Real-time monitoring the spatial distribution of organic fouling using fluorescence imaging technique

Abstract

Many studies have demonstrated a close relationship between fouling and fluid dynamics to control fouling formation. However, few have been carried out to validate the relationship in practice, owing to the lack of techniques to evaluate fouling with hydrodynamics. We investigated the organic fouling of humic acid (HA) and tannic acid (TA) at three crossflow velocities using a fluorescence-labelled organism bioimaging instrument (FOBI).
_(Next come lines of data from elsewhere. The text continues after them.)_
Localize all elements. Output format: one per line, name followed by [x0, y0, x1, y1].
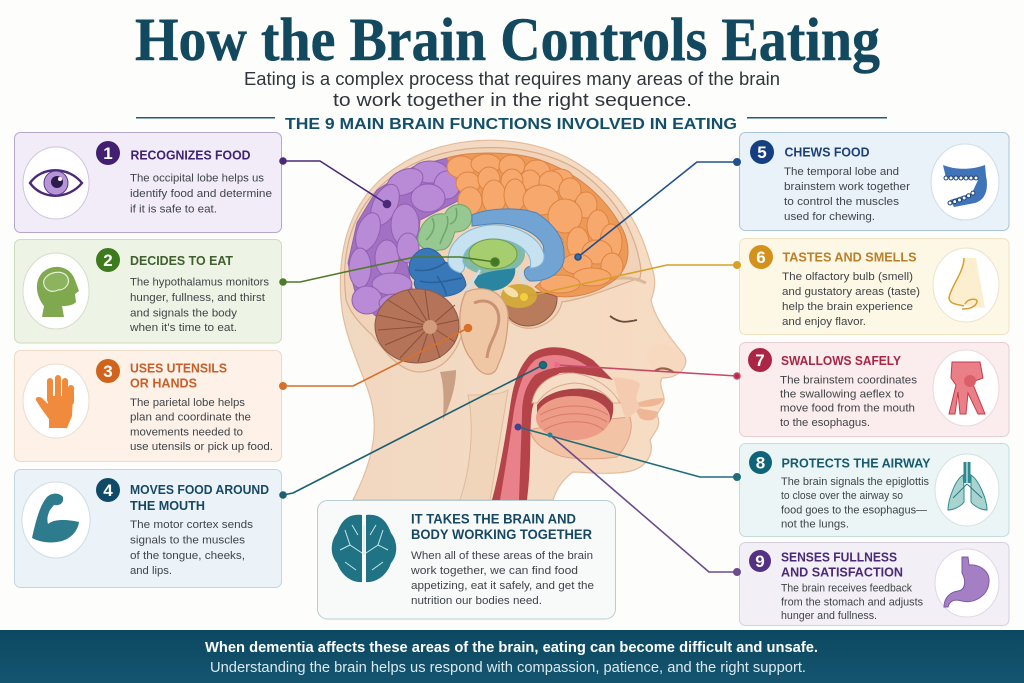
heading: TASTES AND SMELLS	[782, 250, 916, 264]
connector 2	[280, 257, 499, 285]
description: to the esophagus.	[780, 417, 870, 429]
upper teeth area	[613, 377, 640, 420]
number badge 3: 3	[103, 362, 113, 381]
skull cavity	[345, 148, 641, 372]
heading: IT TAKES THE BRAIN AND	[411, 512, 576, 526]
panel: uses utensils or hands	[14, 350, 282, 462]
heading: DECIDES TO EAT	[130, 254, 233, 268]
heading: THE MOUTH	[130, 499, 205, 513]
heading: SWALLOWS SAFELY	[781, 354, 902, 368]
icon: stomach	[935, 549, 999, 617]
neck shadow	[440, 370, 456, 420]
tongue	[536, 389, 613, 440]
blue temporal band	[472, 209, 564, 281]
description	[784, 166, 910, 223]
panel: chews food	[740, 132, 1009, 230]
description: use utensils or pick up food.	[130, 441, 273, 453]
palate	[532, 373, 620, 403]
connector lines	[280, 158, 740, 575]
description: The olfactory bulb (smell)	[782, 271, 913, 283]
footer banner: When dementia affects these areas of the brain, eating can become difficult and unsafe.	[205, 639, 818, 656]
description: if it is safe to eat.	[130, 204, 217, 216]
number badge 6: 6	[756, 248, 766, 267]
connector 6	[520, 262, 740, 301]
description: and gustatory areas (taste)	[782, 286, 920, 298]
description: movements needed to	[130, 426, 243, 438]
description: and enjoy flavor.	[782, 316, 866, 328]
description	[781, 582, 923, 622]
olfactory region	[501, 284, 537, 308]
icon: head with brain	[23, 253, 89, 329]
footer banner: Understanding the brain helps us respond with compassion, patience, and the right support.	[210, 659, 806, 676]
footer banner	[0, 630, 1024, 683]
description: the swallowing aeflex to	[780, 388, 904, 400]
description: The parietal lobe helps	[130, 397, 245, 409]
icon: flexed arm	[22, 482, 90, 558]
description: work together, we can find food	[410, 565, 578, 577]
heading	[130, 483, 269, 513]
description: signals to the muscles	[130, 534, 245, 546]
number badge 7	[748, 348, 772, 372]
heading: USES UTENSILS	[130, 362, 227, 376]
lower jaw	[530, 417, 631, 459]
description	[780, 374, 917, 429]
number badge 6	[749, 245, 773, 269]
description: move food from the mouth	[780, 402, 915, 414]
subtitle: to work together in the right sequence.	[333, 90, 692, 110]
icon: nose	[933, 248, 999, 322]
description: used for chewing.	[784, 211, 875, 223]
heading: PROTECTS THE AIRWAY	[782, 456, 931, 470]
connector 3	[280, 324, 472, 389]
panel: senses fullness and satisfaction	[740, 542, 1009, 626]
description: When all of these areas of the brain	[411, 550, 593, 562]
number badge 8	[749, 451, 772, 474]
inner teal region	[459, 233, 525, 275]
ear	[460, 289, 508, 374]
panel: protects the airway	[740, 444, 1009, 536]
head illustration	[340, 140, 686, 500]
number badge 2: 2	[103, 251, 113, 270]
description: of the tongue, cheeks,	[130, 550, 245, 562]
description: The motor cortex sends	[130, 519, 253, 531]
section heading: THE 9 MAIN BRAIN FUNCTIONS INVOLVED IN EATING	[285, 116, 737, 133]
icon: brain	[332, 515, 396, 582]
temporal brown lobe	[503, 292, 557, 326]
description	[129, 276, 269, 334]
description: from the stomach and adjusts	[781, 596, 923, 608]
icon: eye	[23, 147, 89, 219]
cerebellum	[375, 289, 459, 363]
number badge 1	[96, 141, 120, 165]
description: The brain signals the epiglottis	[781, 476, 929, 488]
green sensory region	[418, 204, 472, 250]
light blue arc	[448, 225, 544, 273]
description: nutrition our bodies need.	[411, 595, 542, 607]
icon: hand	[23, 364, 89, 438]
panel: it takes the brain and body working together	[318, 500, 616, 619]
connector 1	[280, 158, 390, 208]
thalamus	[469, 239, 517, 269]
description: and lips.	[130, 565, 172, 577]
nose wing	[647, 344, 684, 375]
icon: throat	[933, 350, 999, 426]
number badge 2	[96, 248, 120, 272]
number badge 4	[96, 478, 120, 502]
heading: MOVES FOOD AROUND	[130, 483, 269, 497]
heading	[411, 512, 592, 542]
heading: OR HANDS	[130, 376, 197, 390]
blue lower lobe	[409, 248, 466, 297]
panel: moves food around the mouth	[14, 470, 282, 588]
number badge 1: 1	[103, 144, 113, 163]
brow	[600, 278, 646, 284]
lips	[634, 398, 664, 420]
description: when it's time to eat.	[129, 322, 237, 334]
description: The occipital lobe helps us	[130, 172, 264, 184]
description: help the brain experience	[782, 301, 913, 313]
head outline	[340, 140, 686, 500]
heading: CHEWS FOOD	[784, 146, 870, 160]
description: brainstem work together	[784, 181, 910, 193]
description: plan and coordinate the	[130, 412, 251, 424]
title: How the Brain Controls Eating	[135, 7, 880, 74]
description: to control the muscles	[784, 196, 899, 208]
description	[130, 172, 272, 216]
spine	[460, 390, 508, 500]
description: identify food and determine	[130, 188, 272, 200]
panel: recognizes food	[14, 132, 282, 232]
number badge 8: 8	[756, 454, 765, 472]
heading	[781, 550, 903, 580]
connector 4	[280, 362, 546, 498]
description	[410, 550, 594, 607]
icon: jaw	[931, 144, 999, 220]
icon: lungs	[935, 454, 999, 526]
description: The brainstem coordinates	[780, 374, 917, 386]
description	[130, 519, 253, 577]
connector 9	[548, 432, 740, 575]
heading: BODY WORKING TOGETHER	[411, 527, 592, 542]
number badge 7: 7	[755, 351, 765, 370]
description: The hypothalamus monitors	[130, 276, 269, 288]
heading: AND SATISFACTION	[781, 566, 903, 580]
number badge 5: 5	[757, 143, 767, 162]
subtitle: Eating is a complex process that requires many areas of the brain	[244, 69, 780, 89]
number badge 4: 4	[103, 481, 113, 500]
panel: decides to eat	[14, 240, 282, 343]
brainstem	[474, 268, 515, 291]
panel: tastes and smells	[740, 238, 1009, 334]
number badge 3	[96, 359, 120, 383]
description: appetizing, eat it safely, and get the	[411, 580, 594, 592]
heading: RECOGNIZES FOOD	[130, 148, 250, 162]
description: hunger, fullness, and thirst	[130, 292, 266, 304]
heading: SENSES FULLNESS	[781, 550, 897, 564]
description: The temporal lobe and	[784, 166, 899, 178]
description: food goes to the esophagus—	[781, 504, 928, 516]
description: and signals the body	[130, 308, 237, 320]
number badge 9: 9	[755, 552, 765, 571]
throat cavity	[492, 347, 613, 500]
description	[781, 476, 929, 530]
purple parietal lobe	[348, 158, 460, 317]
panel: swallows safely	[740, 342, 1009, 436]
description: to close over the airway so	[781, 490, 903, 502]
connector 7	[554, 362, 740, 379]
connector 8	[514, 424, 740, 480]
number badge 5	[750, 140, 774, 164]
description: The brain receives feedback	[781, 582, 912, 594]
number badge 9	[749, 550, 771, 572]
description	[782, 271, 920, 328]
description: hunger and fullness.	[781, 610, 877, 622]
connector 5	[575, 159, 740, 260]
closed eye	[610, 316, 637, 322]
description: not the lungs.	[781, 518, 849, 530]
subtitle	[244, 69, 780, 110]
description	[130, 397, 273, 453]
orange frontal lobe	[447, 153, 628, 297]
heading	[130, 362, 227, 390]
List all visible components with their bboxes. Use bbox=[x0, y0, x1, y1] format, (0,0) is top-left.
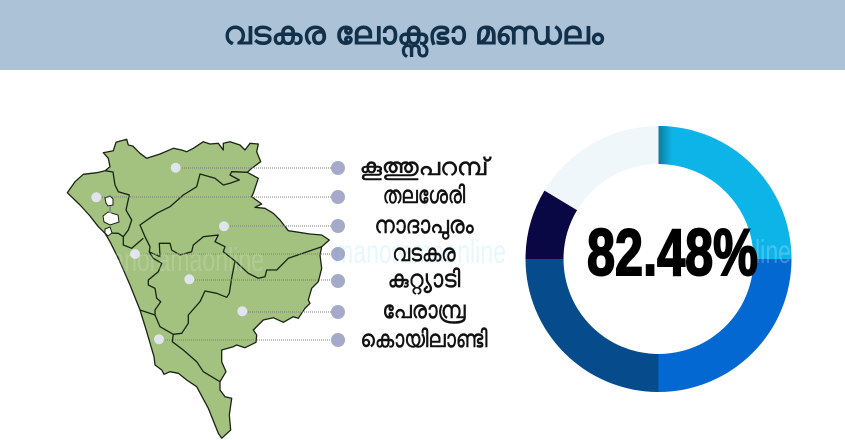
donut percentage: 82.48% bbox=[587, 215, 758, 289]
title: വടകര ലോക്സഭാ മണ്ഡലം bbox=[223, 14, 604, 51]
port enclave bbox=[103, 196, 119, 236]
legend dots bbox=[331, 161, 345, 347]
label 1: കൂത്തുപറമ്പ് bbox=[360, 154, 488, 181]
district boundaries bbox=[105, 171, 322, 382]
title banner bbox=[0, 0, 845, 70]
segment: pale bbox=[544, 126, 658, 210]
label 3: നാദാപുരം bbox=[374, 212, 474, 239]
segment: blue bbox=[658, 259, 792, 392]
segment labels bbox=[360, 154, 492, 353]
segment: light blue bbox=[658, 126, 792, 259]
watermark bbox=[92, 233, 791, 278]
leader lines bbox=[96, 168, 333, 340]
map markers bbox=[91, 163, 247, 344]
map outline bbox=[67, 139, 329, 438]
donut chart bbox=[526, 126, 792, 392]
watermark: manoramaonline bbox=[92, 241, 264, 278]
segment: navy bbox=[526, 190, 577, 259]
label 5: കുറ്റ്യാടി bbox=[388, 266, 460, 293]
label 4: വടകര bbox=[392, 240, 456, 267]
label 6: പേരാമ്പ്ര bbox=[382, 297, 466, 324]
segment: start shading bbox=[658, 126, 672, 165]
label 7: കൊയിലാണ്ടി bbox=[360, 326, 488, 353]
port connector bbox=[109, 206, 111, 213]
map of constituency bbox=[67, 139, 329, 438]
segment: dark blue bbox=[526, 259, 658, 392]
label 2: തലശേരി bbox=[383, 182, 465, 209]
watermark: manoramaonline bbox=[334, 233, 506, 270]
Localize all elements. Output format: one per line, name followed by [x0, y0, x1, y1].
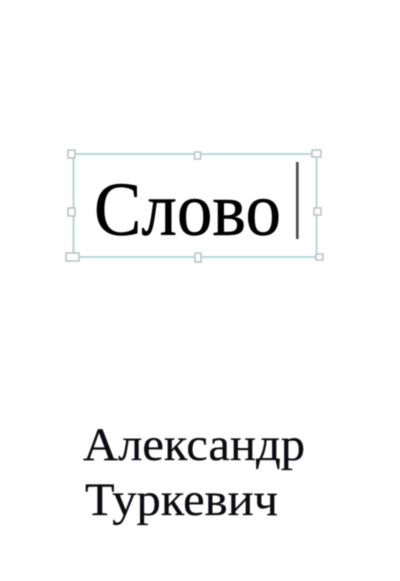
text selection box with handles — [66, 150, 323, 262]
author name: Туркевич — [85, 474, 278, 526]
title: Слово: Слово — [94, 168, 281, 252]
author name — [83, 419, 305, 526]
text cursor — [296, 162, 299, 239]
author name: Александр — [83, 419, 305, 471]
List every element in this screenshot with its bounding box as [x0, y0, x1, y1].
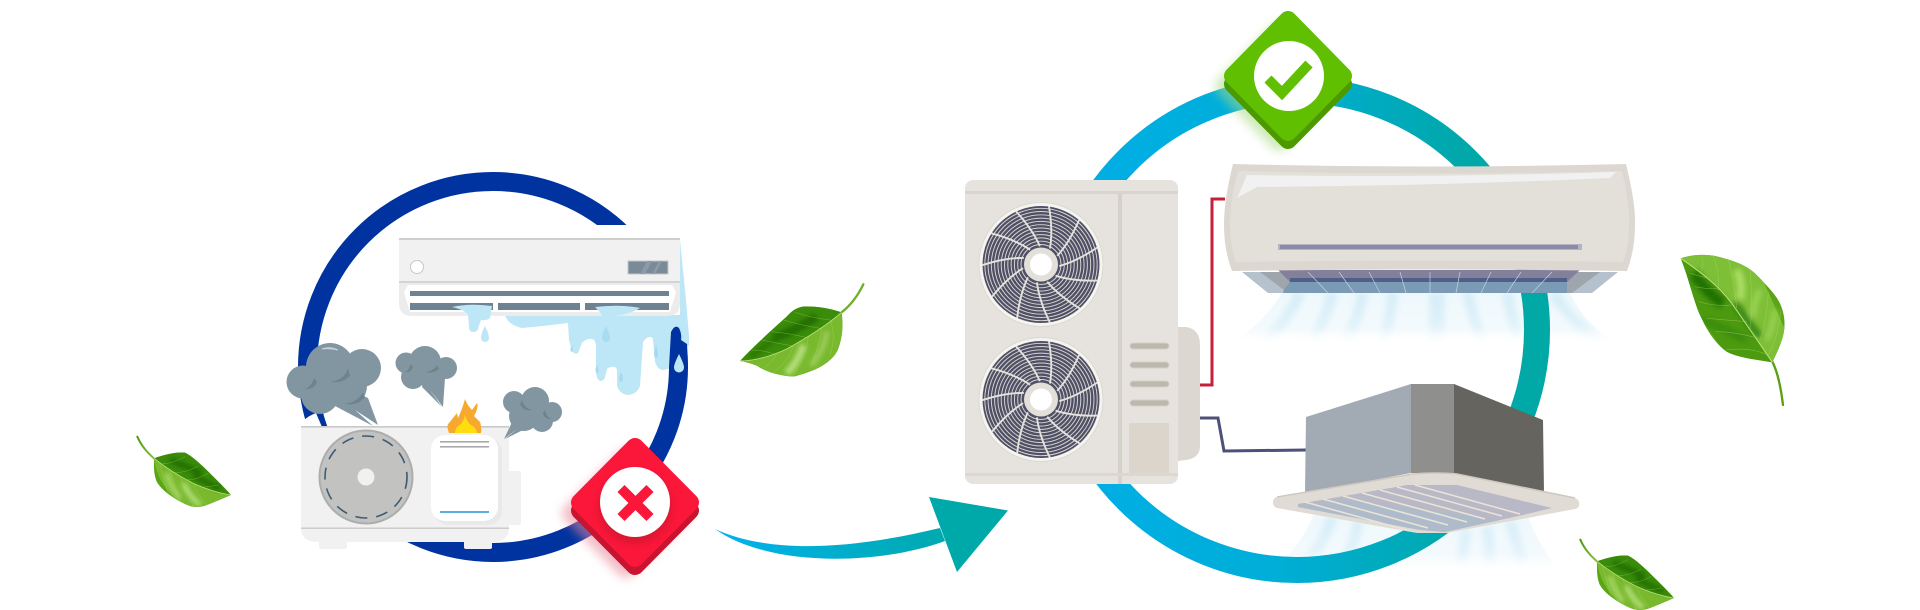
- leaf lower right: [1580, 540, 1676, 610]
- fan top: [979, 202, 1103, 326]
- airflow from ceiling cassette: [1285, 513, 1560, 572]
- panel: ceiling cassette unit: [1273, 384, 1579, 533]
- fan bottom: [979, 338, 1103, 462]
- ring: working system circle: [1057, 90, 1537, 570]
- ring tip running over the water: [669, 327, 688, 385]
- smoke cloud middle: [396, 346, 457, 407]
- leaf centre: [737, 284, 863, 380]
- smoke cloud left: [286, 343, 381, 426]
- icon: water drop on ring: [674, 354, 684, 372]
- leaf far left: [137, 437, 233, 512]
- airflow from wall unit: [1230, 293, 1617, 344]
- icon: red cross diamond: [571, 447, 690, 569]
- water drips over vent: [452, 305, 640, 342]
- panel: faulty outdoor unit: [301, 426, 521, 549]
- panel: faulty wall-mounted indoor unit: [399, 238, 680, 316]
- vent slots: [1130, 343, 1169, 406]
- white gap in ring beside outdoor unit: [303, 413, 322, 427]
- smoke cloud right: [503, 387, 562, 439]
- leaf large right: [1677, 250, 1790, 405]
- red refrigerant pipe: [1200, 199, 1225, 385]
- water leak running beneath the indoor unit: [505, 240, 689, 395]
- icon: flame: [448, 399, 481, 433]
- panel: wall-mounted indoor unit: [1224, 164, 1635, 293]
- ring: faulty system circle: [308, 182, 678, 552]
- icon: green check diamond: [1224, 20, 1343, 142]
- arrow: from faulty to working system: [715, 497, 1008, 572]
- blue refrigerant pipe: [1200, 418, 1306, 451]
- panel: outdoor unit with twin fans: [965, 180, 1200, 484]
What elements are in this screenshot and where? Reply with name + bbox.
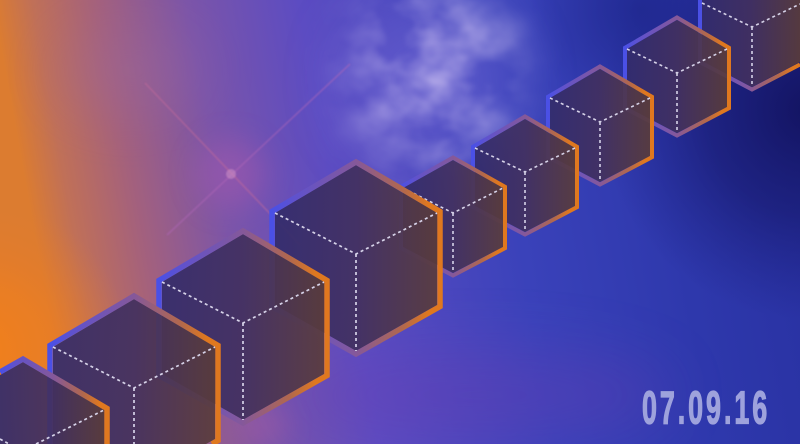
cube 9: top right: [700, 0, 800, 90]
cube 7: [548, 66, 652, 184]
cube 3: [159, 231, 327, 423]
cube 6: [473, 116, 577, 234]
star flare: [145, 64, 350, 245]
cube 4: largest centre: [272, 162, 440, 354]
cube 8: [625, 18, 729, 136]
cube 2: [50, 296, 218, 444]
cube 1: bottom left: [0, 359, 107, 444]
date label: 07.09.16: [642, 382, 770, 433]
cube 5: [401, 158, 505, 276]
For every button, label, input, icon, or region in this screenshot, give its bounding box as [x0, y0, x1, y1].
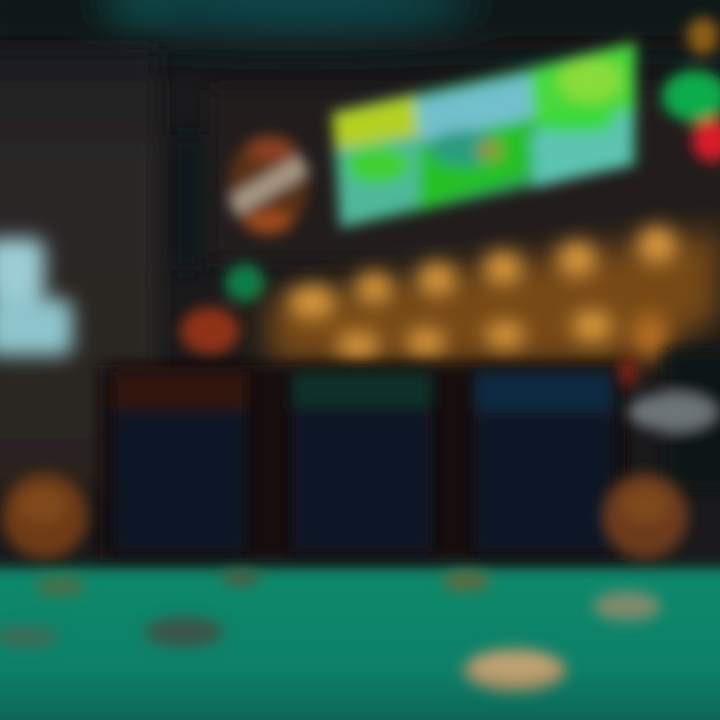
left basketball: [2, 473, 88, 559]
right cabinet: [474, 372, 614, 552]
ceiling glow: [0, 0, 720, 50]
green table surface: [0, 568, 720, 720]
green and red wall lights: [180, 264, 265, 355]
chips on table: [0, 570, 661, 692]
cabinet frame: [100, 365, 625, 560]
right wall signs: [662, 17, 720, 162]
row of warm lights: [288, 226, 677, 359]
middle cabinet: [292, 372, 432, 552]
round team logo: [228, 135, 310, 235]
left white window glow: [0, 238, 73, 356]
left wall panel: [0, 50, 720, 490]
right basketball: [602, 473, 688, 559]
right side equipment: [619, 350, 720, 490]
bar counter glow: [265, 230, 720, 365]
wall screen: [332, 42, 636, 228]
left cabinet: [114, 372, 246, 552]
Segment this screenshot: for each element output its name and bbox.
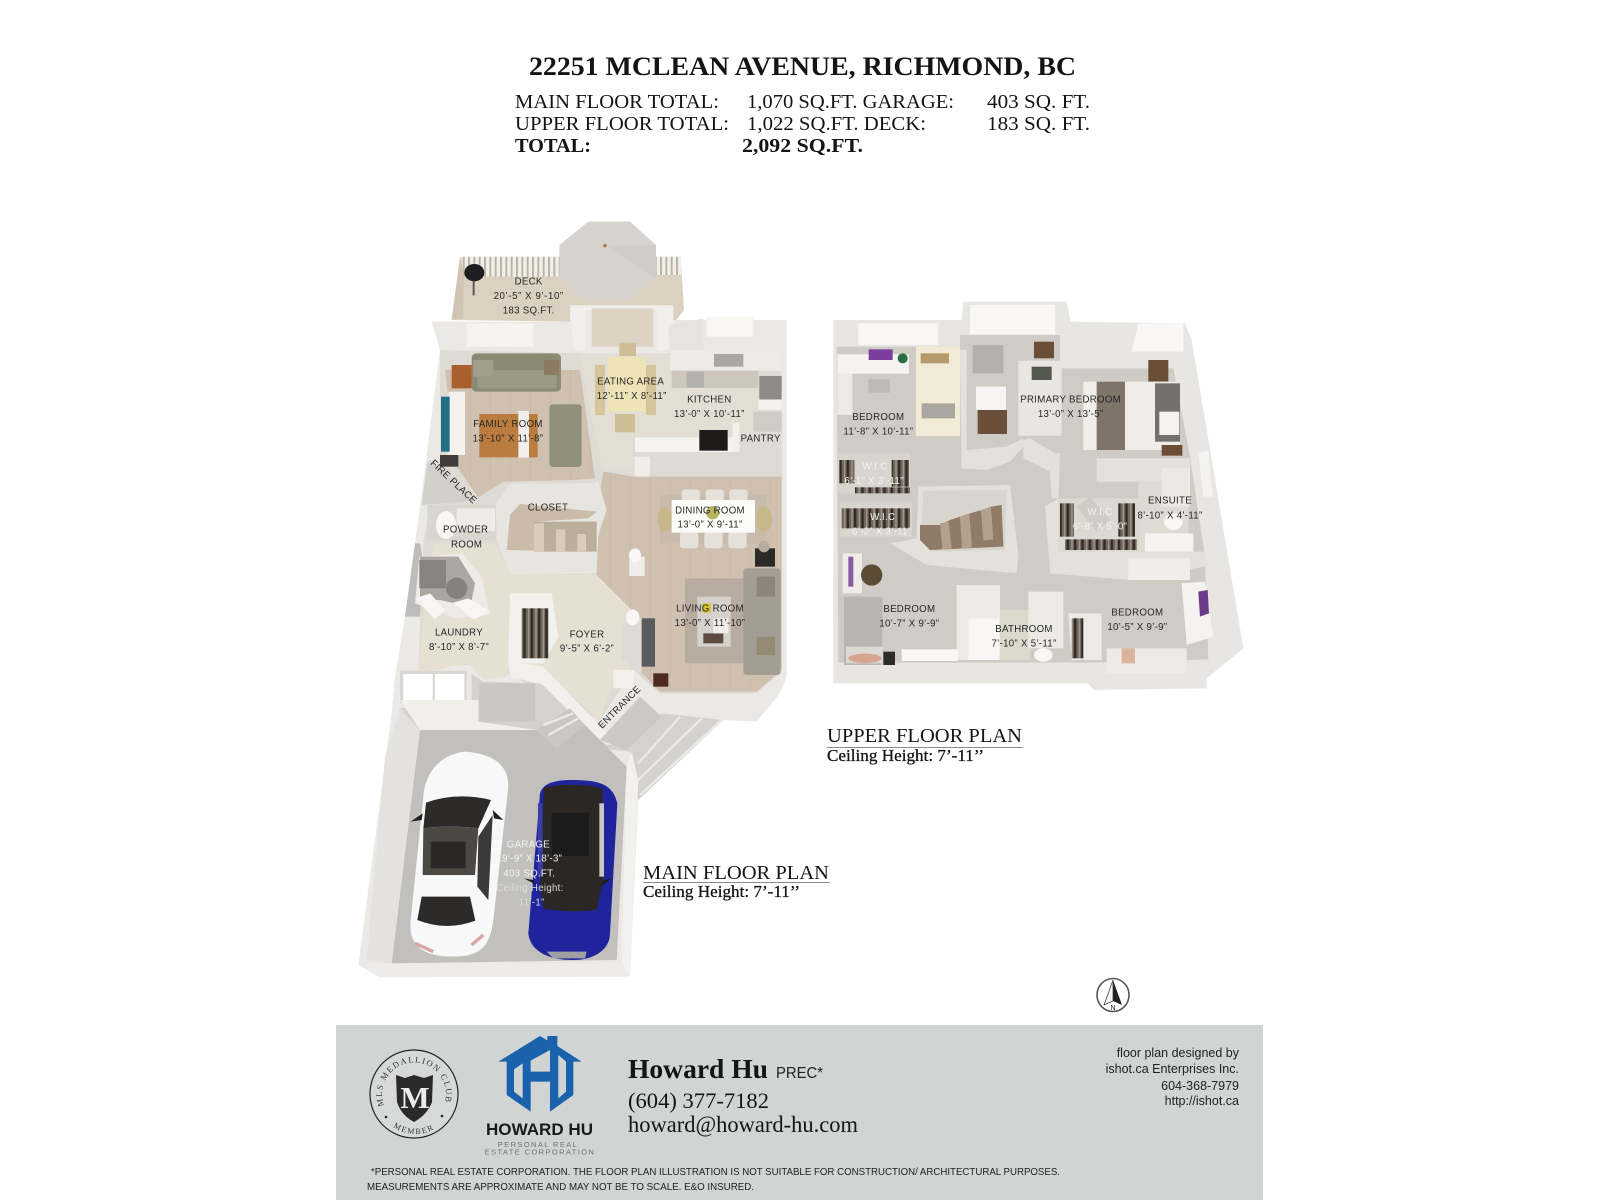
upper floor room labels: BEDROOM — [1111, 607, 1163, 618]
upper floor room labels: 7’-10” X 5’-11” — [992, 639, 1056, 650]
garage label — [496, 839, 564, 909]
walk-in closet left lower — [840, 502, 912, 537]
main floor room labels: 13’-10” X 11’-8” — [473, 433, 543, 444]
upper floor room labels: 6’-2” X 3’-11” — [852, 526, 911, 537]
powder room — [427, 505, 496, 540]
upper floor room labels: W.I.C — [862, 461, 888, 472]
upper floor room labels: 11’-8” X 10’-11” — [843, 426, 913, 437]
kitchen floor — [580, 353, 758, 472]
deck — [452, 257, 684, 322]
upper floor plan illustration — [833, 302, 1243, 690]
icon: patio umbrella — [559, 222, 656, 300]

Higher crossflow velocity generally enhanced filtration performance; however, the type of foulants induced different fouling formation patterns on the membrane. The monitoring system and computational model revealed that HA fouling had strong (R2 = 0.82) correlation with the shear rate (obtained from a velocity of 10.42 cm/s), while TA had weak correlation (R2 = 0.13). HA fouling showed a high correlation with velocity profile at 10 cm/s, but TA fouling occurred in the over 20 cm/s velocity zone. This is because TA had relatively high adhesive force acting to the membrane, resulting in irreversible fouling that was hardly mitigated by crossflow control. Therefore, this study demonstrated that fouling development was predominantly controlled by hydrodynamic conditions, but the actual fouling distribution could be influenced by the physicochemical properties of dissolved organic matters.